顏一寒昨晚聽說賀天易生病後,心裡一直記掛着,爲了不打擾他難得的休息,故意選在了下午打這個問候的電話給他。
平時,顏一寒這個人不喜交際,再加上她本身高冷的氣質,給人的感覺是孤傲、難以接近,再加上她不善於表達自己的感情,便成了局裡同事口中有名的“寒冰”。其實,她只是把自己對旁人的情誼和關心藏在心裡、不宣於口,是典型的外冷內熱,而這一點只有真正瞭解她的人才能感受到。

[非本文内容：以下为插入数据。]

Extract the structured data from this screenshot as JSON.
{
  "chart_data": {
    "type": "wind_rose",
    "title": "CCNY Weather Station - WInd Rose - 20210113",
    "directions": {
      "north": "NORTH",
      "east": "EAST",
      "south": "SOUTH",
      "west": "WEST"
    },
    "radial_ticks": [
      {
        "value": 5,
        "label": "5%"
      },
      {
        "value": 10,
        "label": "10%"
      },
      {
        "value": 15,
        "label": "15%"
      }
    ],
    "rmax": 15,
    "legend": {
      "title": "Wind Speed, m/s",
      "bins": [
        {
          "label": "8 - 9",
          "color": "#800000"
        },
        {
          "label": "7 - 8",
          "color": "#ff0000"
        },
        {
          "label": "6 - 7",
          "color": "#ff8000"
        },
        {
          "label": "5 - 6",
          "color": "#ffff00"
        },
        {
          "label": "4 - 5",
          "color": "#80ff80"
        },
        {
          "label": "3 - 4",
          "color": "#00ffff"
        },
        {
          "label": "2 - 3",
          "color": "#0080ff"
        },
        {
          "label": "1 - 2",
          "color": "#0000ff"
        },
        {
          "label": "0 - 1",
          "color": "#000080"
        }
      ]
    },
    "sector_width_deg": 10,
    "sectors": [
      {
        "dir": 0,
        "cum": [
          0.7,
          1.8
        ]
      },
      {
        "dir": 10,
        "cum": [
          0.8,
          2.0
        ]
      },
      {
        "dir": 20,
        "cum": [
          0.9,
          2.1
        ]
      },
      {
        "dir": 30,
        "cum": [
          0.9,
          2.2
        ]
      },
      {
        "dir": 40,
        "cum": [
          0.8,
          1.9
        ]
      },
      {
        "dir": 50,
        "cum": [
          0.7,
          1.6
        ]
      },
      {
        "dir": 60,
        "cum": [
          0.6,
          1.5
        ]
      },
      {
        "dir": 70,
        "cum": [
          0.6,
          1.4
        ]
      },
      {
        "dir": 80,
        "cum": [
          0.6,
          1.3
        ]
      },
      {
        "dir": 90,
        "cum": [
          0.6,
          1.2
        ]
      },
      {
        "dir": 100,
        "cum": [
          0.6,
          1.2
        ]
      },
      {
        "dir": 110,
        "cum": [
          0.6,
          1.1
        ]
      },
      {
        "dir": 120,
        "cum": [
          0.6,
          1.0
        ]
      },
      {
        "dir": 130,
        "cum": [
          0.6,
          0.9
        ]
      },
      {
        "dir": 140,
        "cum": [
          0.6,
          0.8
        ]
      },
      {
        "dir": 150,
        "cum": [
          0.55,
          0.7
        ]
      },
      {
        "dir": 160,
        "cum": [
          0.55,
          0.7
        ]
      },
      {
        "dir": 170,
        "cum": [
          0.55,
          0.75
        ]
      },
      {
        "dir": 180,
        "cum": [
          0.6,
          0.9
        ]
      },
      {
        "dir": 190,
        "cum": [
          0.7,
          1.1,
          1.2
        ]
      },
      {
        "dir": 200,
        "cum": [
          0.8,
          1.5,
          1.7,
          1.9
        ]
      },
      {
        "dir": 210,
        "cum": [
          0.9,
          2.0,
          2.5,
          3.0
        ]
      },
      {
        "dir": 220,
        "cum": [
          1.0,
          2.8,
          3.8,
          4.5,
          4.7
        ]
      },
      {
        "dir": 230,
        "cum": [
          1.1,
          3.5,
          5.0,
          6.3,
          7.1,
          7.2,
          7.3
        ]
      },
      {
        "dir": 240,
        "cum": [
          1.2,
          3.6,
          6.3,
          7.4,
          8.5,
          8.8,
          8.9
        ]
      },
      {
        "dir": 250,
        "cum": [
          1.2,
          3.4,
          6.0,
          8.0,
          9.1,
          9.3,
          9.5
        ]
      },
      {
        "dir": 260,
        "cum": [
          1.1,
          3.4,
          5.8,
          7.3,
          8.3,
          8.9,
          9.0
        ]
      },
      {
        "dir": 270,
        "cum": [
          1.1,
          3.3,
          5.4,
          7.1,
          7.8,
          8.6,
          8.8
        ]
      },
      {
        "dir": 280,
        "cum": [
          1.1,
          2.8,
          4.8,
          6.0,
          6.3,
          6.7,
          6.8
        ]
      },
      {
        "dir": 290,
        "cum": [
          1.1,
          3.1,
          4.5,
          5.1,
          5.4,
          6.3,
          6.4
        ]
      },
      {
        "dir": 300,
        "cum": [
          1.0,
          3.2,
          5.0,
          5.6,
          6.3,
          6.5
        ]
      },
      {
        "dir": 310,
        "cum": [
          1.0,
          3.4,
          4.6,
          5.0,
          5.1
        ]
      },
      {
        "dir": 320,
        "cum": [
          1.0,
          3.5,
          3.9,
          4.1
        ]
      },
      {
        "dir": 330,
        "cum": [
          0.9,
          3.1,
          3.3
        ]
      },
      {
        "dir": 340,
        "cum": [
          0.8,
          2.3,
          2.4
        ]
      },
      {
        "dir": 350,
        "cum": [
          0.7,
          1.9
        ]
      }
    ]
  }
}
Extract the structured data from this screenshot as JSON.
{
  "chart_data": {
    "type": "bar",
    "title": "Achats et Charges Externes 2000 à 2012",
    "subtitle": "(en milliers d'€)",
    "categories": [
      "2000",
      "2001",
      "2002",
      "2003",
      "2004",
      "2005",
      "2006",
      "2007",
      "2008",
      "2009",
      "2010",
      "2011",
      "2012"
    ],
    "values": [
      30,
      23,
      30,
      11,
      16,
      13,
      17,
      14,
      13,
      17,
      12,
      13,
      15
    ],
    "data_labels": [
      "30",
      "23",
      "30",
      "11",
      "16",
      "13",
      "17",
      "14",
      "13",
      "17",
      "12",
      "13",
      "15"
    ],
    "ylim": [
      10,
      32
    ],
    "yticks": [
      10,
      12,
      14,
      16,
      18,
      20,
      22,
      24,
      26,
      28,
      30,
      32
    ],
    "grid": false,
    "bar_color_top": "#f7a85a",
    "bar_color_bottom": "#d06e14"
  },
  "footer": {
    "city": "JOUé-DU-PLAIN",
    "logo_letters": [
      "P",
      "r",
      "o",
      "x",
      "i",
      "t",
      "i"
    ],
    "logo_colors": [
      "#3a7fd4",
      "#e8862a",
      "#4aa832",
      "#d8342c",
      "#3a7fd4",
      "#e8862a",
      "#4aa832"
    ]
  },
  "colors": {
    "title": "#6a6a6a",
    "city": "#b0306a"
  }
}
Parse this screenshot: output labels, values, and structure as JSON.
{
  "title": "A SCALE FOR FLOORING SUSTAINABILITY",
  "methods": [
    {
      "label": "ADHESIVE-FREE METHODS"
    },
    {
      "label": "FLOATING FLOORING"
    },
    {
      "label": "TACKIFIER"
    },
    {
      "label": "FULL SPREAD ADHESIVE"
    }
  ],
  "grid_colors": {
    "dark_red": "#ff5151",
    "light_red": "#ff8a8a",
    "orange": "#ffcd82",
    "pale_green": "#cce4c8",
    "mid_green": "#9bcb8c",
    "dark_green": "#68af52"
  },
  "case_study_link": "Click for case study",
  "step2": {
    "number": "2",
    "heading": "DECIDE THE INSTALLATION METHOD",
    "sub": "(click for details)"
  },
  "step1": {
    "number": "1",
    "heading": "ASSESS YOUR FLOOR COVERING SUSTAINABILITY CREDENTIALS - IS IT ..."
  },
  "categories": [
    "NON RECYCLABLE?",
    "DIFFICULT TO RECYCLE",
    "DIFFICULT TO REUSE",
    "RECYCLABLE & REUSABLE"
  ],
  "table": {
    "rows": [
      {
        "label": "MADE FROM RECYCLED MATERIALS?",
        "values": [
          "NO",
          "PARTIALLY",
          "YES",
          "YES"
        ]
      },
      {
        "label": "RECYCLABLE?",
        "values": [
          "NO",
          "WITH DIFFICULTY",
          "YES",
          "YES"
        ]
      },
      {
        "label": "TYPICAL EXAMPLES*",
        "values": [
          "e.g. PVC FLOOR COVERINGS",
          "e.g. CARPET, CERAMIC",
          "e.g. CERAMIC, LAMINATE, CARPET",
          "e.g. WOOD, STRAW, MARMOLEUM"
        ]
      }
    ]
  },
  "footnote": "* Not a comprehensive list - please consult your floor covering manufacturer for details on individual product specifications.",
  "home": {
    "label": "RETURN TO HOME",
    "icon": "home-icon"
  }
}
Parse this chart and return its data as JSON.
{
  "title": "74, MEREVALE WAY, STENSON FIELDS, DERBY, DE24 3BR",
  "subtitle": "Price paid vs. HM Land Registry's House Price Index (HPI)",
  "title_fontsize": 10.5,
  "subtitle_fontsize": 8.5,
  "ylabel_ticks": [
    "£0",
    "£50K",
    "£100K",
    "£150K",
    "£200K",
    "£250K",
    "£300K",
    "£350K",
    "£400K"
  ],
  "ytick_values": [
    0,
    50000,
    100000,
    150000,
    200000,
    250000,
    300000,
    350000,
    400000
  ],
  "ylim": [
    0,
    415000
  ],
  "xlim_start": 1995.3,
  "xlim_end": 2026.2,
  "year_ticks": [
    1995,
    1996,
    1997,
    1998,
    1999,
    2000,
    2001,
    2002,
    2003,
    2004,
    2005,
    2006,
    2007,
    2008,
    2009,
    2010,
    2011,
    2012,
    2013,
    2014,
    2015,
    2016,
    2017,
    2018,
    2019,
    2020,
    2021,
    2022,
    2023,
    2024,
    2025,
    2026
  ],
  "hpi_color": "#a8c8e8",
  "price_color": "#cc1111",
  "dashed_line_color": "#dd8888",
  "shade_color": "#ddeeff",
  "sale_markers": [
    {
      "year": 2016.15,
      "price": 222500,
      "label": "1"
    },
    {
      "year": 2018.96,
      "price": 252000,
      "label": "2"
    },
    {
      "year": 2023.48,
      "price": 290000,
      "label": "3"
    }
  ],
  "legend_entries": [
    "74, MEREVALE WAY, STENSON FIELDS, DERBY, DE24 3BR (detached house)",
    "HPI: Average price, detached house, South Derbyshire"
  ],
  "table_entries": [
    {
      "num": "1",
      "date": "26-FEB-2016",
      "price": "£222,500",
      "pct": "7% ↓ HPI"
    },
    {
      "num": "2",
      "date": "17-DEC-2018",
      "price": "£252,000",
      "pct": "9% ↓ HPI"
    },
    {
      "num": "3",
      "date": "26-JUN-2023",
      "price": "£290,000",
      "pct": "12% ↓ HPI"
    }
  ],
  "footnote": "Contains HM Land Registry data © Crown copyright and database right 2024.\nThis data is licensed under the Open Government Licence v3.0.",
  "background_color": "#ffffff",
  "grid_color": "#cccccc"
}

“一寒,賀天易怎麼樣了?”謝駿昊對剛剛掛掉電話的顏一寒問道。
“他說好多了,不過聽說話好像還是有些虛弱。你怎麼自己不問他?”
“他的脾氣我知道,一向好強,在學校時就是這樣,最不想別人看到他狀態不好時的樣子。”謝駿昊的語氣中充滿着對對方的關心,別看他們倆平時總是你一句我一言地“吵”個沒完,可彼此間的友情也恰恰在這樣的相互競爭中越來越深厚。
“賀醫生病了嗎?”海倫有點兒吃驚地問。
“你不知道啊?”沈迦銘又逮到了打趣這個大小姐的機會,“也對,女人心海底針,自從施老師來了以後,你對咱們賀法醫的關心已然是蕩然無存了呢。”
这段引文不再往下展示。